The earliest occurrence of “slumgullion” recorded in the Oxford English Dictionary is from Mark Twain’s “Roughing It” in 1872 (”He poured for us a beverage which he called ‘Slumgullion’”), which Twain used in the then-current sense of “a weak or inferior drink.” In the 1880s, “slumgullion” was apparently also used to mean the watery refuse from processing whale blubber as well as the muddy sludge created by mining operations.
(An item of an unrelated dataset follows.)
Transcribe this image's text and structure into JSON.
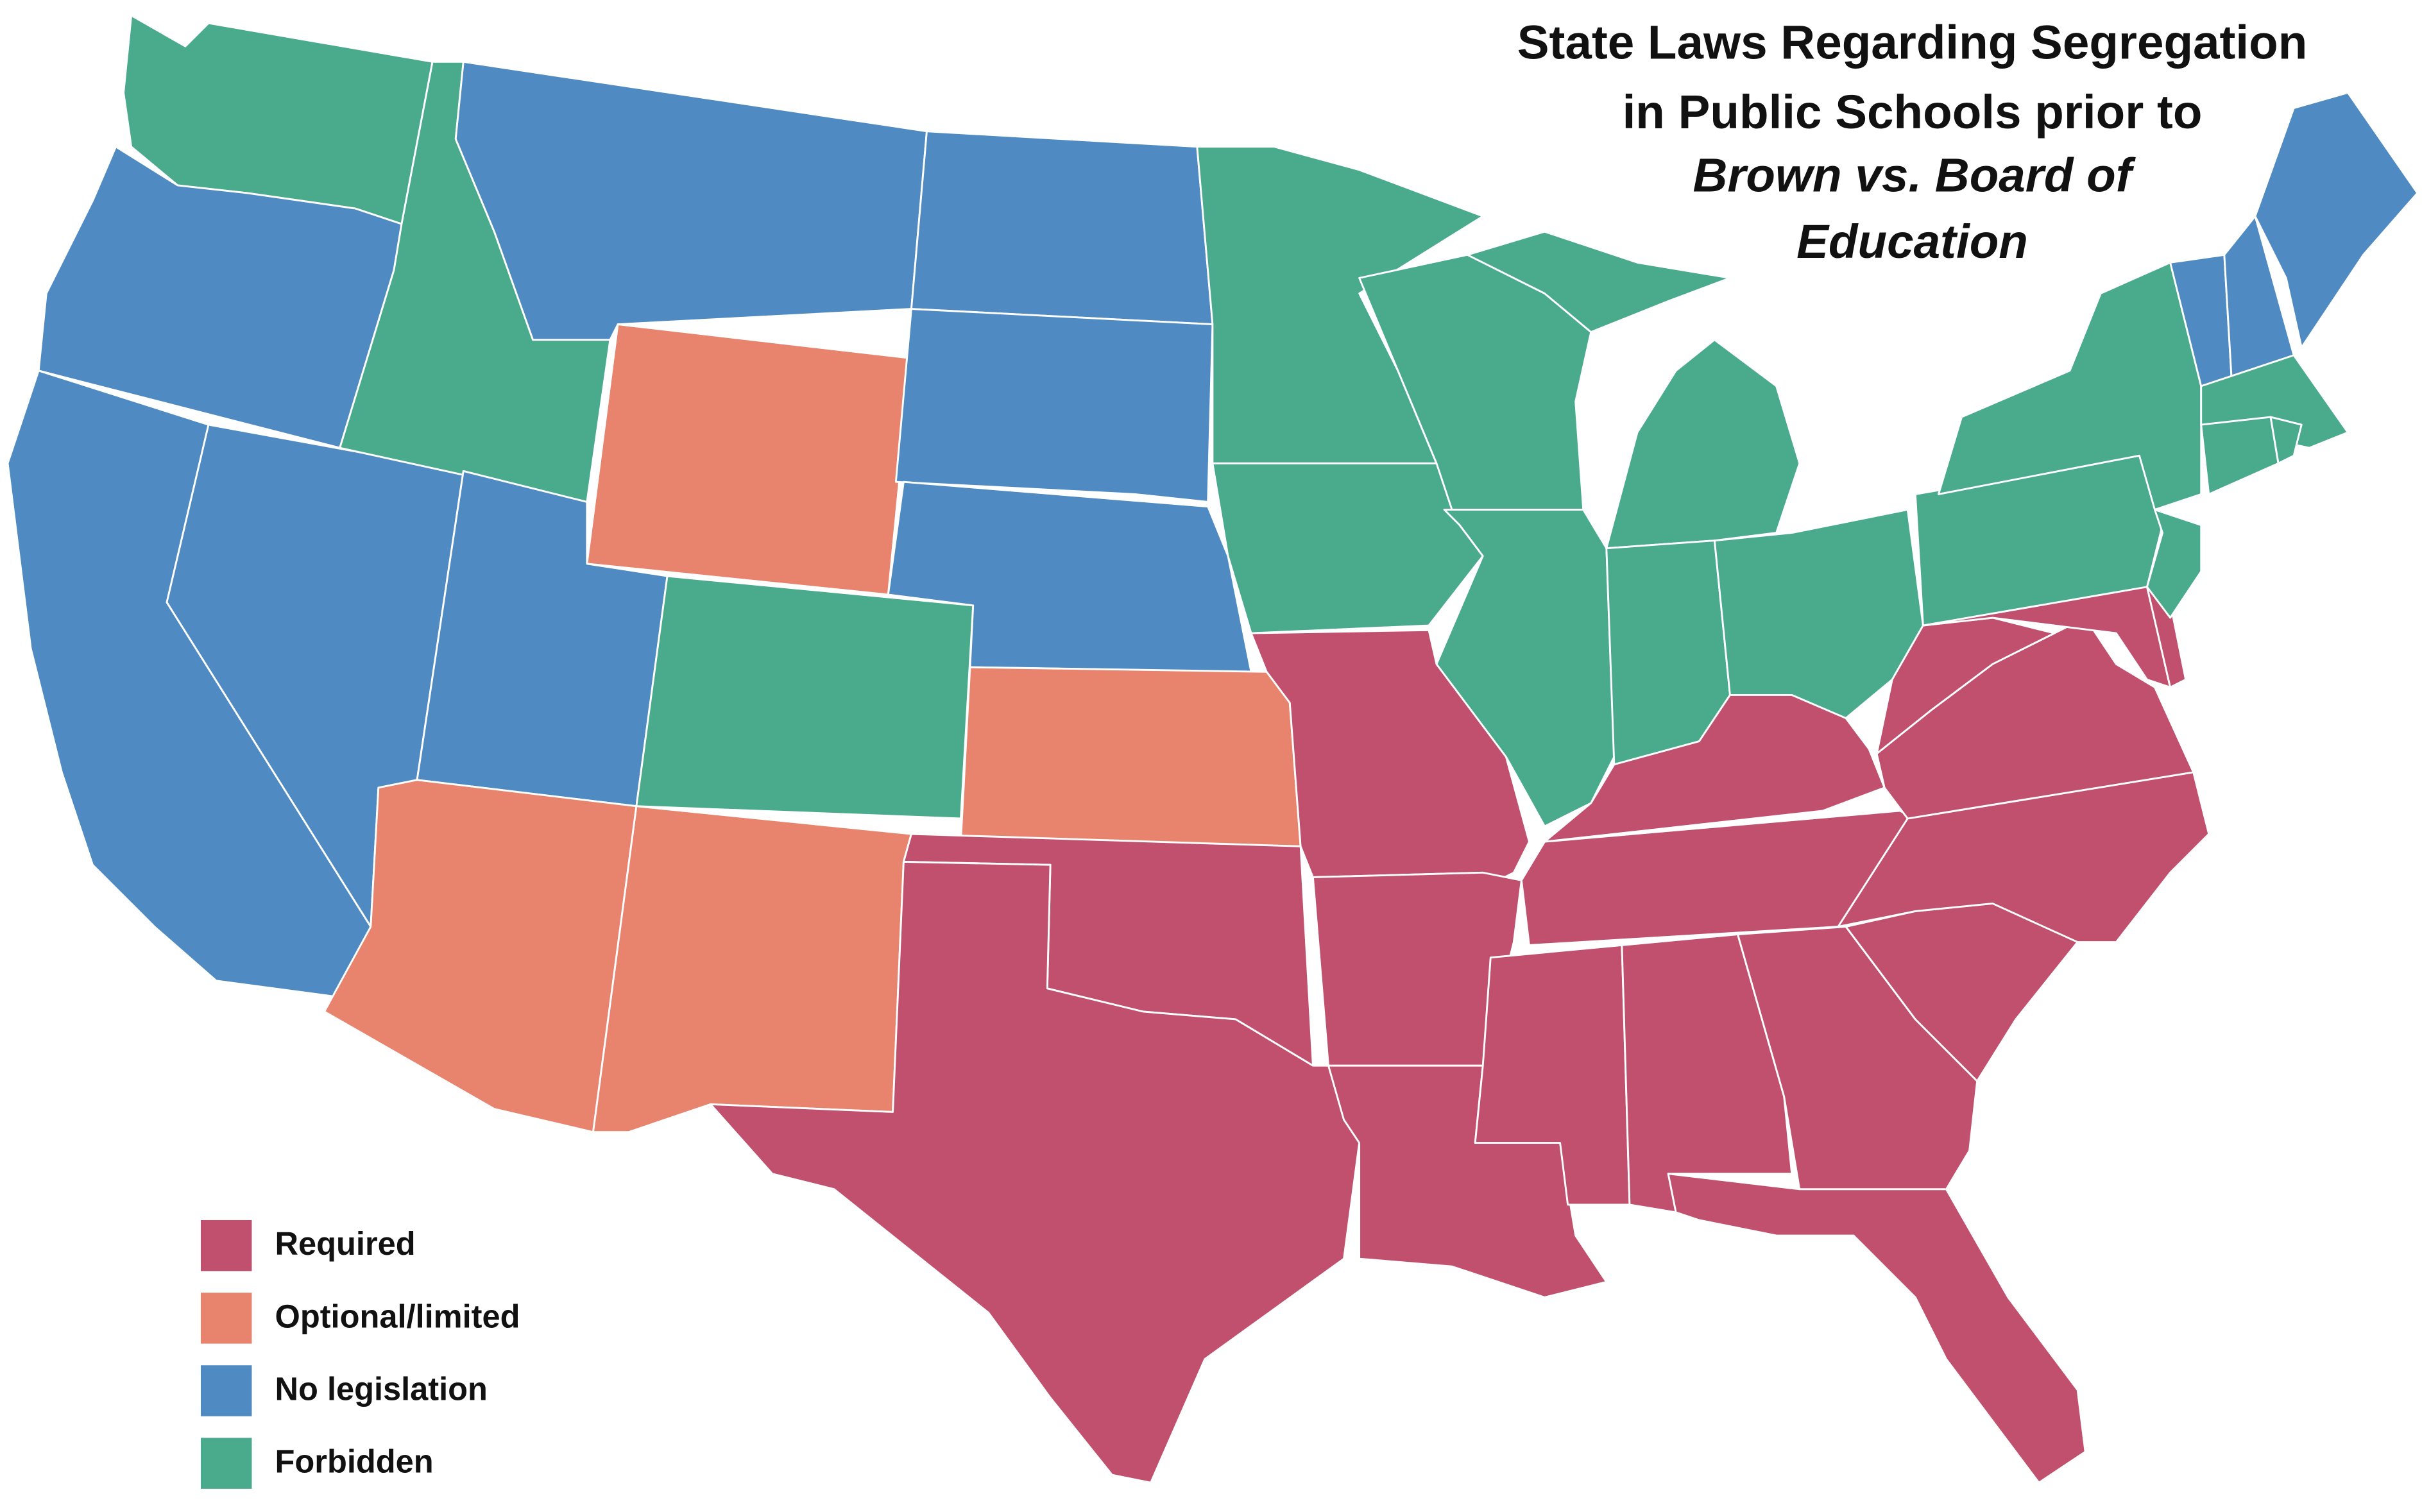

The earliest use of the “stew” sense of “slumgullion” yet found dates to 1902 (Jack London, “Daughter of Snows”: “‘What do you happen to call it?’ ‘Slumgullion,’ she responded curtly, and thereafter the meal went on in silence”), and, given the earlier meanings of the word, that must have been seriously nasty stew.
So the root sense of “slumgullion” appears to boil down to “unappetizing liquid concoction,” which probably isn’t fair the stew recipe that’s been in the family ever since the railway man that had been courting my great-grandma was allegedly pushed down the well on the family property outside Hundred, West Virginia.
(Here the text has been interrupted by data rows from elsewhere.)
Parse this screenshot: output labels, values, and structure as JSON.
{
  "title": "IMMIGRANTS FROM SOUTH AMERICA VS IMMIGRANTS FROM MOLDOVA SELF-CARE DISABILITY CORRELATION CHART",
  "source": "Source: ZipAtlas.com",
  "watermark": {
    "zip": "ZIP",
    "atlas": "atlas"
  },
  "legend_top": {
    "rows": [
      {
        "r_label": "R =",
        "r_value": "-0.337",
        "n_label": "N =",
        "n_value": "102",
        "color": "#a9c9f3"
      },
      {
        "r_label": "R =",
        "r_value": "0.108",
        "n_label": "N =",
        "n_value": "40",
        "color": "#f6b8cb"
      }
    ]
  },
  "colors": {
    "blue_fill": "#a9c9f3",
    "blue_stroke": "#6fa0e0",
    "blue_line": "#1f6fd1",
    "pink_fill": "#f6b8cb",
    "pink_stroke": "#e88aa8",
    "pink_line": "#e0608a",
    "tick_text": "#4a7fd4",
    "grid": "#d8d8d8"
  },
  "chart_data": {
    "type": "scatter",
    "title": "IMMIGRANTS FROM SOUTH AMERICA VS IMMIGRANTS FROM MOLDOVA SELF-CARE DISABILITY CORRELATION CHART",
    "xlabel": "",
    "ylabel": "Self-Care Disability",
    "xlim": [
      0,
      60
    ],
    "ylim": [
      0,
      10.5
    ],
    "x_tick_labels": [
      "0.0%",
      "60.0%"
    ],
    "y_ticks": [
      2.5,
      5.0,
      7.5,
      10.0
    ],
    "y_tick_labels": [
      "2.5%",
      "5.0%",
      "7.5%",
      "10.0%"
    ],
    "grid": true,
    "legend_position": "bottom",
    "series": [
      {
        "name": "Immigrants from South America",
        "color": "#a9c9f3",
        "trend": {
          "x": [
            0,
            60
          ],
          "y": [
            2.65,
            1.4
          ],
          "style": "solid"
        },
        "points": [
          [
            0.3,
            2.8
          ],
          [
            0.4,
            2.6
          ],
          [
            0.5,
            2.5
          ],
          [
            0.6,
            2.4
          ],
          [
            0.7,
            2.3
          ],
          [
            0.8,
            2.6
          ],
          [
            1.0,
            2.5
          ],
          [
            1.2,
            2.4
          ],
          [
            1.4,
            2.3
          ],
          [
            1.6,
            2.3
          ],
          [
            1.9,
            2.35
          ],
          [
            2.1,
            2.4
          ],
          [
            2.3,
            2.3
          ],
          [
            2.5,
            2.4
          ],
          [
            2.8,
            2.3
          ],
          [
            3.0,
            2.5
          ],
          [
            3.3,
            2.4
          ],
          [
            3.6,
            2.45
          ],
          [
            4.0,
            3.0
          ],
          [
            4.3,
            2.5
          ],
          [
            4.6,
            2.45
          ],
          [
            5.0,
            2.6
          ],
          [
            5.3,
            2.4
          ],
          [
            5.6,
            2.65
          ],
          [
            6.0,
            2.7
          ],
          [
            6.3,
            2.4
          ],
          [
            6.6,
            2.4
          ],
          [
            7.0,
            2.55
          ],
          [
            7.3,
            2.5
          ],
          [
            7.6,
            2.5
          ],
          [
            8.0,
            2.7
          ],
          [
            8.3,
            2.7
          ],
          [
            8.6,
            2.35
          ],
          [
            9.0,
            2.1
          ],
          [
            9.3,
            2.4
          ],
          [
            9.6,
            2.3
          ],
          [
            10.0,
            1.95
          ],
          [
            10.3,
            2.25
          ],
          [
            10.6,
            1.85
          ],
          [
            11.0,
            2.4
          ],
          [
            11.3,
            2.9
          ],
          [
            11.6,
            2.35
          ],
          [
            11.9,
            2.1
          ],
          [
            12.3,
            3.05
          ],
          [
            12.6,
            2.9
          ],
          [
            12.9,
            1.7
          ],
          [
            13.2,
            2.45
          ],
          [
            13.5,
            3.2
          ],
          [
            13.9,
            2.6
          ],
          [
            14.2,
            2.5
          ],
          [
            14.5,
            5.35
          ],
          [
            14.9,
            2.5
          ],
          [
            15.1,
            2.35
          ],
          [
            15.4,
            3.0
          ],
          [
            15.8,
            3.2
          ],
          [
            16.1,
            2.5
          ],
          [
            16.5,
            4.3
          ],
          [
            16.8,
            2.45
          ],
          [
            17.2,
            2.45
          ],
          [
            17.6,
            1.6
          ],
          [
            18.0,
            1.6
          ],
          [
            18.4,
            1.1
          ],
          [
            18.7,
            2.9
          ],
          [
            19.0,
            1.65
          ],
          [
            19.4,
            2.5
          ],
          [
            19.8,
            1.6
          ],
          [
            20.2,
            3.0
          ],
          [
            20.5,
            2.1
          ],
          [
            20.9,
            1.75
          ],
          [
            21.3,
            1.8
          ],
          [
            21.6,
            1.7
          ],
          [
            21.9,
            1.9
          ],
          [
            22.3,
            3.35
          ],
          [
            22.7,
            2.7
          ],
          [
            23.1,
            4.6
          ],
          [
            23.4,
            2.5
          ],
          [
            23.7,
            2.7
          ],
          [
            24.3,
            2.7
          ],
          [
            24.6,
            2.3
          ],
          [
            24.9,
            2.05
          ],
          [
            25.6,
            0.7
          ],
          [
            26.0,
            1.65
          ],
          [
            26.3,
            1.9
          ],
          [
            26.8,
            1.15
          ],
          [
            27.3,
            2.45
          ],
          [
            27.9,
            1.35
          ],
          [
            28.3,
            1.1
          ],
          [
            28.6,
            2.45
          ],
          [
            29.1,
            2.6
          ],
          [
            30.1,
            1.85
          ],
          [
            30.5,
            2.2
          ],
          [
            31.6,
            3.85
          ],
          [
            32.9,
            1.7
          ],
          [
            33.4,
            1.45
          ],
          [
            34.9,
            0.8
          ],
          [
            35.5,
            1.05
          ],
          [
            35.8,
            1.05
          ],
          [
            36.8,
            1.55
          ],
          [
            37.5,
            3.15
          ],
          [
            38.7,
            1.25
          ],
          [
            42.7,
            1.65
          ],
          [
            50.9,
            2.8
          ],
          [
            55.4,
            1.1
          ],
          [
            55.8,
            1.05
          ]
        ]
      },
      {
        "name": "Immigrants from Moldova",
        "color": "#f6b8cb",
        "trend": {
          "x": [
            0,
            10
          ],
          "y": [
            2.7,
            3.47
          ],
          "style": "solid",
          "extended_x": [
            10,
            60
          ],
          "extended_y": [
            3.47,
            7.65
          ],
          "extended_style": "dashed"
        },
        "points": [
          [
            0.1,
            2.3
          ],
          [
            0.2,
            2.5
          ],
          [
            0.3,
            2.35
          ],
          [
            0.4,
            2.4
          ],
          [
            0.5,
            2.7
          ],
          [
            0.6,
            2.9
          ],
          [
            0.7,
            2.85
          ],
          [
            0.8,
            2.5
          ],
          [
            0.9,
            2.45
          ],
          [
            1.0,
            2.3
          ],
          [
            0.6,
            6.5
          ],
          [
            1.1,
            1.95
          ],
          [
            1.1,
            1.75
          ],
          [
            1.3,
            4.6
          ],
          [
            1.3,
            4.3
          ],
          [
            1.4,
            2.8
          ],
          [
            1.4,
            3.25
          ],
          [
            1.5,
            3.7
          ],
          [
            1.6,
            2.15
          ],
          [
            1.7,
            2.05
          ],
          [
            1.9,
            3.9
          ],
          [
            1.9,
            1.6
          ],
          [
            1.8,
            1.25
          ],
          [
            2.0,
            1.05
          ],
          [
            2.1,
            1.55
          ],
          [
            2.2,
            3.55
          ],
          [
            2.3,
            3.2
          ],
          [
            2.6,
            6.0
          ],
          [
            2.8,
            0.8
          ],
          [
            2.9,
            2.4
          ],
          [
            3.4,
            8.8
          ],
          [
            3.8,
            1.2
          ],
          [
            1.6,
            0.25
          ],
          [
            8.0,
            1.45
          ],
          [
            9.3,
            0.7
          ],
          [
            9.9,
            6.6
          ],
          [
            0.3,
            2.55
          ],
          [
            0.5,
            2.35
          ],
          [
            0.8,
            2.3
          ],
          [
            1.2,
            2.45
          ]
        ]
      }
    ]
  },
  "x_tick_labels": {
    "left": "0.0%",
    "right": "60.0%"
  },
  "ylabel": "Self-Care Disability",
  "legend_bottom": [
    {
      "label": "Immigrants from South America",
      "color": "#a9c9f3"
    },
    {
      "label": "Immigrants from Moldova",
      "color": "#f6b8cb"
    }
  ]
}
As family legend tells it, this was first cooked up my a hobo that her father had bumped into after the War (the Civil War) and had befriended. Every time I eat it, it fairly takes me away to another time and place. I wonder if it’ll do the same for you.
5 pork chops
5 large onions
3 green peppers
1 tin of tomatoes
3 garlic cloves
1/3 lb of white rice
Brown chops and salt & pepper. Add diced onions, thinly sliced garlic, chopped peppers, tomatoes and juice. Cover and simmer for approximately one hour. Add rice and simmer for 45 minutes.